Baltimore County State’s Attorney Scott D. Shellenberger told the committee the bill is narrowly-tailored; requires notice to the defendant and a hearing before the judge where the past behavior is proven by clear and convincing evidence; and is only allowed into evidence if its probative value is not substantially outweighed by the danger of unfair prejudice.
“We need help and we don’t think it’s unreasonable given all of the protections that are built into this statute,” Shellenberger said. “And a judge will still weigh the probative value versus its prejudicial effect and at the end of the day… the judge can say, ‘You know what, Mr. Shellenberger, this is very interesting but I think it’s too prejudicial and I’m not going to let the jury hear it.”
Baltimore City State’s Attorney Marilyn J. Mosby, who has advocated for the bill in past legislative sessions, told the committee the goal is to hold serial rapists and child predators accountable.
“Right now, the current Maryland laws slant way too heavily in favor of the accused,” she said.
Mosby cited the cases of Nelson Bernard Clifford, who was accused of sexual assault by multiple victims but acquitted in four trials in 2010 and 2011. In each trial, he took the stand and claimed his accusers consented to the sexual activity but then became angry at him and later accused him of assault. Clifford was convicted of third-degree sex offense in May 2015 at his fifth trial and sentenced to more than 30 years in prison.
In cases of “stranger rape,” where individuals are sexually assaulted by someone they don’t know, the defense that the encounter was consensual is becoming relatively common, according to Charles County State’s Attorney Anthony B. Covington. The legislation would allow the state to rebut that defense if the defendant has faced similar allegations in the past.
“Unless the victim is beat to hell, the defense is going to be consent,” he said. “And it’s going to win the day.”
Maryland’s current rules of evidence contain exceptions to the general prohibition against introduction of prior bad acts of the defendant, so long as the evidence is not being introduced to prove a defendant’s past behavior makes it more likely they behaved that way in the current case.

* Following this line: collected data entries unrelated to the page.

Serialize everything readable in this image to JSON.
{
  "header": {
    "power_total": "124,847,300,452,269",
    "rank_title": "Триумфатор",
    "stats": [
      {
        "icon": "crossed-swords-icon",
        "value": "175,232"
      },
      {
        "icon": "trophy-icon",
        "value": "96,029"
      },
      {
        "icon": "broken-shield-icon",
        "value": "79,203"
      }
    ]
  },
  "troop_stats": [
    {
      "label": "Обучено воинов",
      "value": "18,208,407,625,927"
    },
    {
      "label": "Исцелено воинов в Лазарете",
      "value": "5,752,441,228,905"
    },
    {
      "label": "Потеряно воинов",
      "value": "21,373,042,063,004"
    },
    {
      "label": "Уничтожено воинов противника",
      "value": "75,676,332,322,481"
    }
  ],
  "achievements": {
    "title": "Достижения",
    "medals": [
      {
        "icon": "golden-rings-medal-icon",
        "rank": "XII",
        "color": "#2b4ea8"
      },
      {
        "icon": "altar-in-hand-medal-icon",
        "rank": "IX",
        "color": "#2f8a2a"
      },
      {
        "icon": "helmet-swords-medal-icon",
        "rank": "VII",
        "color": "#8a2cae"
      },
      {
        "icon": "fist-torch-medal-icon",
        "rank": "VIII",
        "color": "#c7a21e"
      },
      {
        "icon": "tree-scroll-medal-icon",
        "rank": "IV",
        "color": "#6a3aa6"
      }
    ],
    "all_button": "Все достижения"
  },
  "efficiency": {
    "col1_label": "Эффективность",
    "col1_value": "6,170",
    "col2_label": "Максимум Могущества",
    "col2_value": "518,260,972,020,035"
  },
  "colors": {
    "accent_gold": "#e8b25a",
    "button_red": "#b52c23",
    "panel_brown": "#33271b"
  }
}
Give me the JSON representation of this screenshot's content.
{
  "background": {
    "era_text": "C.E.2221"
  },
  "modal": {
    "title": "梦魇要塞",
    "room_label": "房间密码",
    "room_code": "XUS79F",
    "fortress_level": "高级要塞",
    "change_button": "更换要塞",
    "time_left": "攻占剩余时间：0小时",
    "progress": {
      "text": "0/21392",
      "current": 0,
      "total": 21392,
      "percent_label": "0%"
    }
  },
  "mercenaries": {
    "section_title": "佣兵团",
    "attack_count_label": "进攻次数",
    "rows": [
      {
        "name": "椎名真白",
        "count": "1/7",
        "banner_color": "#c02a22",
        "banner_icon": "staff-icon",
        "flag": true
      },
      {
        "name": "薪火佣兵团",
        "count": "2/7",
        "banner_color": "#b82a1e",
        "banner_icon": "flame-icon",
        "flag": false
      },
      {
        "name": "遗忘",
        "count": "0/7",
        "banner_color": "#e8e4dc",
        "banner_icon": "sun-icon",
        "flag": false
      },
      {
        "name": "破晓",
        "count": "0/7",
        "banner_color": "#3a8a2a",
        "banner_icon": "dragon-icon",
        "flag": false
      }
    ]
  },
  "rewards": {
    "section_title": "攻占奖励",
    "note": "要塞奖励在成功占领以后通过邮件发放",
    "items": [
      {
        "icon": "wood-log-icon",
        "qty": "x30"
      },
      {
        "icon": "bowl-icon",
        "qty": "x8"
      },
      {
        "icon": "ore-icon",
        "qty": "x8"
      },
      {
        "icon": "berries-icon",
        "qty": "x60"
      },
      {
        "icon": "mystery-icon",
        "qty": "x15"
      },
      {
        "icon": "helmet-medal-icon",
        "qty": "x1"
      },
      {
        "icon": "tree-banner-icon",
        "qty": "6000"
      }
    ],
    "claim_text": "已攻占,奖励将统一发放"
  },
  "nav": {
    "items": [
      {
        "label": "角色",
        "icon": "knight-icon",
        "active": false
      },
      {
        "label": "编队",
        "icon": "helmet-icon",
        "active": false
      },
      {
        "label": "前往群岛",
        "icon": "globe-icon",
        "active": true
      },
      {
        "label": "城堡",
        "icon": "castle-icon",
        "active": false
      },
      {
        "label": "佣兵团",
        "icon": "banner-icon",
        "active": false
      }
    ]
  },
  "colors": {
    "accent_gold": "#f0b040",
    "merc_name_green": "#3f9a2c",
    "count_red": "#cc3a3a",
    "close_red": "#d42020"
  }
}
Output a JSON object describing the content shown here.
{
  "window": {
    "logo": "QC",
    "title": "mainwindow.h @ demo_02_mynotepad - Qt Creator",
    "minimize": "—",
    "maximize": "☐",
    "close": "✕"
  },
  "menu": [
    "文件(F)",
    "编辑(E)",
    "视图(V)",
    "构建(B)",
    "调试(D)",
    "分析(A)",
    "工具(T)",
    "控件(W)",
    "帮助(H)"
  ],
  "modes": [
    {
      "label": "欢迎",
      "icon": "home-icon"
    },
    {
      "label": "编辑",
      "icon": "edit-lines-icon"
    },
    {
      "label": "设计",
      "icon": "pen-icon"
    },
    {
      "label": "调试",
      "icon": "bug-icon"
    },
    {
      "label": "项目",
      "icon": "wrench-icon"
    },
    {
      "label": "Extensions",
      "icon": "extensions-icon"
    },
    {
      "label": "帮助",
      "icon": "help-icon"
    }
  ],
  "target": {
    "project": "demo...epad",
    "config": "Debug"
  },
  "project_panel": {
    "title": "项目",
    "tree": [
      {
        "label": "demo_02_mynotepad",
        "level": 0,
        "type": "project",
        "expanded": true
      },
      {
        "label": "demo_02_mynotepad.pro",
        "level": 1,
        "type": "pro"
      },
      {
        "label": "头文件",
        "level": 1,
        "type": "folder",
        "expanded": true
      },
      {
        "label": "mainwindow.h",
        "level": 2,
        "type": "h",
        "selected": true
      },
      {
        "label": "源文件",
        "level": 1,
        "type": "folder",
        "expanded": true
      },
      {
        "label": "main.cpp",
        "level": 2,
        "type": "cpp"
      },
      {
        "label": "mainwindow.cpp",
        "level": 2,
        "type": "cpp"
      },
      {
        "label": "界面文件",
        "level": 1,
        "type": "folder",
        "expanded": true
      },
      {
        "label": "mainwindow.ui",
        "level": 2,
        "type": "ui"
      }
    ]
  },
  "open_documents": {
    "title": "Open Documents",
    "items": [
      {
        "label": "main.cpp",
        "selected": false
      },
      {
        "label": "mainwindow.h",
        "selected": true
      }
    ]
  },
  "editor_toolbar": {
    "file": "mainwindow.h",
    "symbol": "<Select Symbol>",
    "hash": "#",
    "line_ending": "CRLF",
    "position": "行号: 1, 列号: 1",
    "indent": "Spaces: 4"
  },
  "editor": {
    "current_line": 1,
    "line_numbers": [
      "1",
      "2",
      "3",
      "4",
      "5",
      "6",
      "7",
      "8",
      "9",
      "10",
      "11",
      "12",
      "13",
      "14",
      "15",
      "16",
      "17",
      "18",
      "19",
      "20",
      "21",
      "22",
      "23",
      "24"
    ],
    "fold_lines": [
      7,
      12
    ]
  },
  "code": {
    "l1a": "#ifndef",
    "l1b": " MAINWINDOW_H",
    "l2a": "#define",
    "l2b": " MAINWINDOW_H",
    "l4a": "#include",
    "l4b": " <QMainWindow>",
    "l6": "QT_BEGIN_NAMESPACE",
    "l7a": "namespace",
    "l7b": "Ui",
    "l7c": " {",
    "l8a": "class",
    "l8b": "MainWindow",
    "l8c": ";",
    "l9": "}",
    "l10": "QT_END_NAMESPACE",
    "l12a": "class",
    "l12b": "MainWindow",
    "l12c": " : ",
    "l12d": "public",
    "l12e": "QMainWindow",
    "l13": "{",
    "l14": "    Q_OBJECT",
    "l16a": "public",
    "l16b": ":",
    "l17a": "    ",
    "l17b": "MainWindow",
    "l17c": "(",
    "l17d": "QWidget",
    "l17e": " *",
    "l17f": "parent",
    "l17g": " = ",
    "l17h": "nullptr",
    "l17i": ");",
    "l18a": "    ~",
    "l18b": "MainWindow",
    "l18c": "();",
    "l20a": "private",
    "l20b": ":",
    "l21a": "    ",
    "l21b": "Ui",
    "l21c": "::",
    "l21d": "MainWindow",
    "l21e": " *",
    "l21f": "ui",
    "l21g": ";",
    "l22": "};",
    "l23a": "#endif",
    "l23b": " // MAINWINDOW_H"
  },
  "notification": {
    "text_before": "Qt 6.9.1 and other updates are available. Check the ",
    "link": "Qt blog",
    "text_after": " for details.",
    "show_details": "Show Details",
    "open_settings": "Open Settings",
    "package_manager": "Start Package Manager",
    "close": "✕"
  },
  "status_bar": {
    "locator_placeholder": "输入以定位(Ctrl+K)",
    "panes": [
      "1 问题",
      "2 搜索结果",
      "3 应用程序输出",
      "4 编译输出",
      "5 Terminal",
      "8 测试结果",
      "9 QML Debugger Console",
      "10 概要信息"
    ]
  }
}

The exceptions allow the defendant’s past behavior to be used to prove things such as motive, identity or common scheme or plan.
Committee Vice Chair Kathleen M. Dumais, D-Montgomery, asked why the exceptions could not be used, particularly common scheme or plan in the Clifford prosecutions.
“Can’t we just fix this?” she said.
Lisae C. Jordan, executive director of the Maryland Coalition Against Sexual Assault, said part of the issue is the “tortured definition” Maryland case law has given to the common scheme or plan exception.
“Nelson Clifford has a common scheme or plan,” she said. “What he did shows a design, and if we could at least get that clarified, that a common scheme or plan is admissible in these cases just like all of the other cases, we would get a lot of the way there. This bill gives you one way to do it.”
Lisa Smith, legislative affairs director with the Mosby’s office, said Tuesday she does not believe Maryland’s rules of evidence and case law, as currently interpreted, permit evidence of prior sexually assaultive behavior as other states with similar rules have. Part of the problem is courts have taken the position that evidence of that nature is “automatically prejudicial,” she added.
“Right now, there’s no law that the court should consider certain factors on the record and make certain findings on the record,” she said.
Smith said prosecutors are using the current rules but their arguments are not succeeding.
“You can talk to any special victims prosecutor and they can probably show you motions that have been denied,” she said.